During the trial, a group of veteran tattoo artists, suppliers and lawyers came together to create the Japan Tattooist Organization. In consultation from two doctors, they created an online course on hygiene and safety. Tattoo artists can now receive certification to display in their studios, modeled after practices abroad. The organization is currently in talks with the health ministry, with hopes that the government will eventually recommend all tattoo artists take the course.
Last year, about 100 artists took the course. Currently, at least 3,000 are working in Japan, and with more legitimacy, there is hope that more societal acceptance will follow.
Some veteran tattoo artists advocate a gradual approach, worrying about some in the younger generation who ignore signs banning tattoos or take newly secured privileges for granted.

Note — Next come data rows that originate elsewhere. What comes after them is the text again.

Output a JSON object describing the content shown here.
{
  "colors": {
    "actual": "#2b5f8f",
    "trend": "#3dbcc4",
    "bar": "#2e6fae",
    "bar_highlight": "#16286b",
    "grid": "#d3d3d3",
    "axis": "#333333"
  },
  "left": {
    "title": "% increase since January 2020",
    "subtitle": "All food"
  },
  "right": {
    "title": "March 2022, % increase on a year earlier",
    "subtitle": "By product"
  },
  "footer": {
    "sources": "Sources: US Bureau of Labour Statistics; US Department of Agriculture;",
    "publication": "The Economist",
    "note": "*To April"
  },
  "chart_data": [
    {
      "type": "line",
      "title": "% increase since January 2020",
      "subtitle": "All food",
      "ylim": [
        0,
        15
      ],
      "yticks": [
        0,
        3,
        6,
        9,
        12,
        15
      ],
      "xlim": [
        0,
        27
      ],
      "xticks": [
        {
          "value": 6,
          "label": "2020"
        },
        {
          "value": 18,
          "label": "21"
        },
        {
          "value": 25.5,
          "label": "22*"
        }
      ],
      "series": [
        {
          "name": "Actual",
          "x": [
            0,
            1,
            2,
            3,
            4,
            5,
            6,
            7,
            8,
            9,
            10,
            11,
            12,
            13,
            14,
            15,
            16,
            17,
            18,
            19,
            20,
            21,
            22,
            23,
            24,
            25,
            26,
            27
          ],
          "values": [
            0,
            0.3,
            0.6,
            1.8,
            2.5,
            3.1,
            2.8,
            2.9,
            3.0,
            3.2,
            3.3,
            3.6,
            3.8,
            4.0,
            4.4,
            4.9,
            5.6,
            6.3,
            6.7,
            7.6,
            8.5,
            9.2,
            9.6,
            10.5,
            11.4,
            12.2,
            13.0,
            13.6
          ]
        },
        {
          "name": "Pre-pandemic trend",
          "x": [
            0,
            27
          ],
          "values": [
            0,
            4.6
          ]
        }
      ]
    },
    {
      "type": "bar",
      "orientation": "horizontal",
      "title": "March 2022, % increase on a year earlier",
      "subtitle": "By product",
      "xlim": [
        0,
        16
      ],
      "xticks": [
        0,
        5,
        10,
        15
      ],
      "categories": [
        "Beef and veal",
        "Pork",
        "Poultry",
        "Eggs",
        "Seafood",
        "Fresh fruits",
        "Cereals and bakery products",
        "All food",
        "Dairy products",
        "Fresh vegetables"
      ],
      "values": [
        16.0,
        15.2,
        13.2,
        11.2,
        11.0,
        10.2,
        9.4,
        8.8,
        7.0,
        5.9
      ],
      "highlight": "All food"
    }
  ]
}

“We need to be extra well-mannered and follow the rules,” said one 50-year-old artist, who goes by the name Asami. “Although a good impression takes time to sink in, a bad impression is created in a second.” Asami gained membership at his local gym only two years ago.
Among the new initiates into the world of the tattooed is Rion Sanada, 19, who one recent afternoon was lying nervously on a studio bed in the Setagaya ward of Tokyo, anxious to get her first tattoo.
Although she was about to start looking for full-time work, she said she was not worried about her job prospects.
“I’ll just get work where I can cover up my arms and legs in baggy clothes,” she said. “These days, tattoos are so much more commonplace.”
Three-quarters of an hour later, Sanada glanced down at her forearm, where an outline of a mouse, sprawled out on its stomach with little wings in the shape of hearts, now rested.
“I’ll work where I can until society catches up to me and I can be free,” she said.